Gregory Van Ass a toujours été très impliqué dans l’écosystème liégeois. En 2012, il organise un Startup Weekend à Liège avec Philippe Modard, Jeremy Corman et Nicolas Paris. Le principe est simple : les participants doivent constituer leur équipe et présenter leur business model devant un jury le dimanche soir. Un concept importé des Etats-Unis. Ils ont très vite l’envie d’organiser plus qu’un Startup Weekend par an. Ils se lancent donc dans l’organisation de plusieurs événements liés à l’entrepreneuriat les années suivantes. Le groupe s’élargit, certains partent, d’autres rejoignent l’équipe. Les événements se succèdent. En 2014, ce groupe de bénévoles décide de se structurer en ASBL pour encadrer ses activités : Gotoro est né. Gregory Van Ass est toujours dans l’équipe et songe à un nouveau concept d’événements : une conférence où l’on pourrait parler de ses échecs et des leçons que l’on en a tirées.

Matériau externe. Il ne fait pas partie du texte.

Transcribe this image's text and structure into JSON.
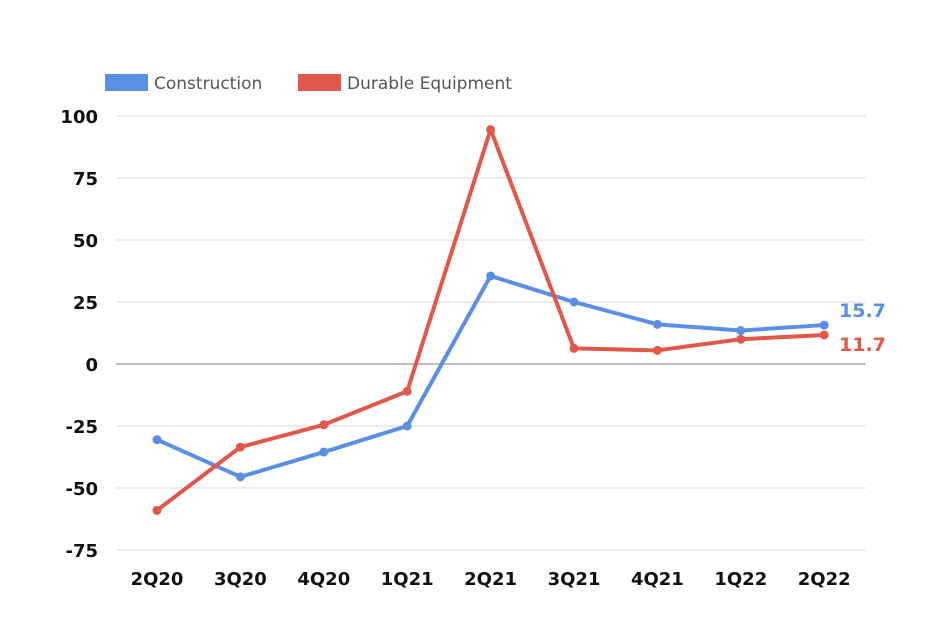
{
  "chart_data": {
    "type": "line",
    "categories": [
      "2Q20",
      "3Q20",
      "4Q20",
      "1Q21",
      "2Q21",
      "3Q21",
      "4Q21",
      "1Q22",
      "2Q22"
    ],
    "series": [
      {
        "name": "Construction",
        "color": "#5b8fe6",
        "values": [
          -30.5,
          -45.5,
          -35.5,
          -25.0,
          35.5,
          25.0,
          16.0,
          13.5,
          15.7
        ]
      },
      {
        "name": "Durable Equipment",
        "color": "#e0584a",
        "values": [
          -59.0,
          -33.5,
          -24.5,
          -11.0,
          94.5,
          6.3,
          5.5,
          10.0,
          11.7
        ]
      }
    ],
    "end_labels": [
      "15.7",
      "11.7"
    ],
    "yticks": [
      "100",
      "75",
      "50",
      "25",
      "0",
      "-25",
      "-50",
      "-75"
    ],
    "ylim": [
      -75,
      100
    ],
    "grid": true,
    "legend_position": "top-left"
  }
}
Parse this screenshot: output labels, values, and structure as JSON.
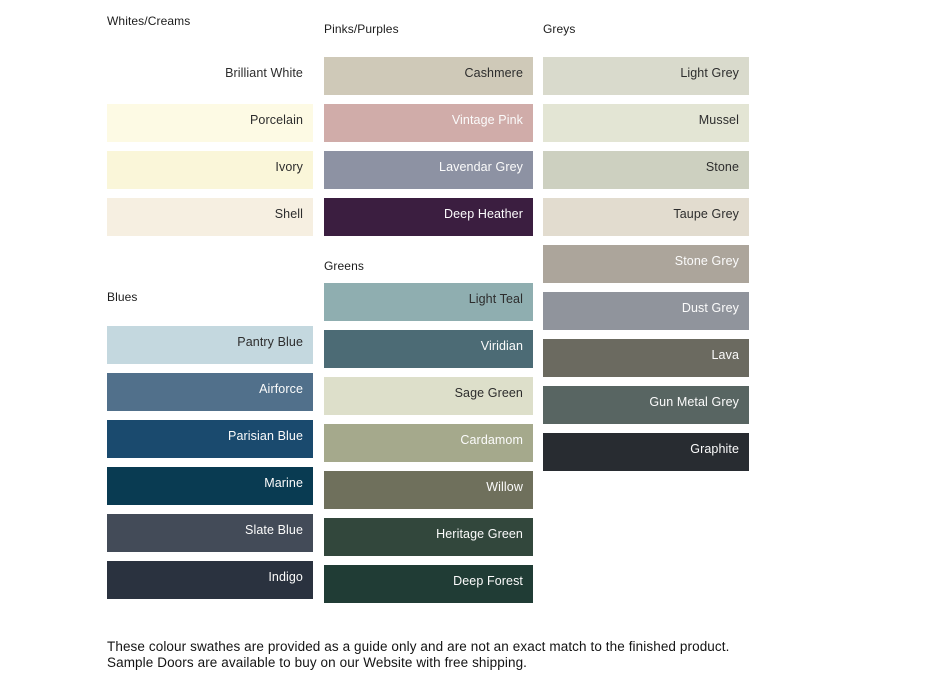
{
  "page": {
    "background": "#ffffff",
    "text_dark": "#2d2d2d",
    "text_light": "#fbfbfb"
  },
  "columns": [
    {
      "sections": [
        {
          "title": "Whites/Creams",
          "swatches": [
            {
              "name": "Brilliant White",
              "color": "#FFFFFF",
              "tone": "dark"
            },
            {
              "name": "Porcelain",
              "color": "#FDFAE4",
              "tone": "dark"
            },
            {
              "name": "Ivory",
              "color": "#FAF6D9",
              "tone": "dark"
            },
            {
              "name": "Shell",
              "color": "#F6EFE1",
              "tone": "dark"
            }
          ]
        },
        {
          "title": "Blues",
          "swatches": [
            {
              "name": "Pantry Blue",
              "color": "#C4D8DF",
              "tone": "dark"
            },
            {
              "name": "Airforce",
              "color": "#51708B",
              "tone": "light"
            },
            {
              "name": "Parisian Blue",
              "color": "#1A4A6E",
              "tone": "light"
            },
            {
              "name": "Marine",
              "color": "#093B52",
              "tone": "light"
            },
            {
              "name": "Slate Blue",
              "color": "#434B58",
              "tone": "light"
            },
            {
              "name": "Indigo",
              "color": "#2A323F",
              "tone": "light"
            }
          ]
        }
      ]
    },
    {
      "sections": [
        {
          "title": "Pinks/Purples",
          "swatches": [
            {
              "name": "Cashmere",
              "color": "#CFC9B8",
              "tone": "dark"
            },
            {
              "name": "Vintage Pink",
              "color": "#D0ACA9",
              "tone": "light"
            },
            {
              "name": "Lavendar Grey",
              "color": "#8D92A3",
              "tone": "light"
            },
            {
              "name": "Deep Heather",
              "color": "#3B1E40",
              "tone": "light"
            }
          ]
        },
        {
          "title": "Greens",
          "swatches": [
            {
              "name": "Light Teal",
              "color": "#8FAEB0",
              "tone": "dark"
            },
            {
              "name": "Viridian",
              "color": "#4C6B75",
              "tone": "light"
            },
            {
              "name": "Sage Green",
              "color": "#DDDFCA",
              "tone": "dark"
            },
            {
              "name": "Cardamom",
              "color": "#A5A98C",
              "tone": "light"
            },
            {
              "name": "Willow",
              "color": "#6F705C",
              "tone": "light"
            },
            {
              "name": "Heritage Green",
              "color": "#32473C",
              "tone": "light"
            },
            {
              "name": "Deep Forest",
              "color": "#203C35",
              "tone": "light"
            }
          ]
        }
      ]
    },
    {
      "sections": [
        {
          "title": "Greys",
          "swatches": [
            {
              "name": "Light Grey",
              "color": "#D9DACC",
              "tone": "dark"
            },
            {
              "name": "Mussel",
              "color": "#E3E5D4",
              "tone": "dark"
            },
            {
              "name": "Stone",
              "color": "#CDD0C0",
              "tone": "dark"
            },
            {
              "name": "Taupe Grey",
              "color": "#E2DCCF",
              "tone": "dark"
            },
            {
              "name": "Stone Grey",
              "color": "#ACA59B",
              "tone": "light"
            },
            {
              "name": "Dust Grey",
              "color": "#90949C",
              "tone": "light"
            },
            {
              "name": "Lava",
              "color": "#6B6A60",
              "tone": "light"
            },
            {
              "name": "Gun Metal Grey",
              "color": "#586562",
              "tone": "light"
            },
            {
              "name": "Graphite",
              "color": "#282C31",
              "tone": "light"
            }
          ]
        }
      ]
    }
  ],
  "footer": {
    "text": "These colour swathes are provided as a guide only and are not an exact match to the finished product.  Sample Doors are available to buy on our Website with free shipping."
  }
}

Je me suis rendu compte que l’on ne partageait pas nos expériences en Wallonie.” Gregory Van Ass

Une grande campagne en Flandre

” Je me suis rendu compte que l’on ne partageait pas ce genre de choses en Wallonie “, se souvient l’entrepreneur. Gregory Van Ass s’est notamment inspiré de Failing Forward, une conférence organisée une fois par an à Bruxelles par Startups.be. En novembre 2016, la dernière édition de cet événement avait notamment rassemblé des personnalités comme Jeff Colruyt, patron du groupe éponyme, ou Michèle Sioen, ancienne présidente de la FEB. En Flandre, Failing Forward est également décliné en une plus large campagne d’événements et de communication depuis novembre. En mai 2016, Sartups.be a signé un accord avec le gouvernement flamand pour organiser de plus petites soirées tout au long de l’année, à raison d’une conférence par mois et par ville. Durant ces conférences, trois speakers parlent de leurs échecs et des leçons qu’ils en ont tirées durant un exposé d’une quinzaine de minutes chacun. Entrepreneurs, restaurateurs, sportifs, etc., les orateurs viennent de multiples horizons. Un concept lui-même largement inspiré des Fuckup Nights, des soirées nées à Mexico en 2012, ou des Fail Con, un événement lancé à San Francisco en 2009. Ces conférences ont ensuite été organisées dans le monde entier. A Liège, Gregory Van Ass et ses collègues de Gotoro s’inscrivent dans ce même mouvement en lançant les No Fail No Gain en 2015. Une conférence annuelle d’une heure trente composée de speechs d’une vingtaine de minutes par intervenant. Trois éditions ont déjà eu lieu dans la Cité ardente.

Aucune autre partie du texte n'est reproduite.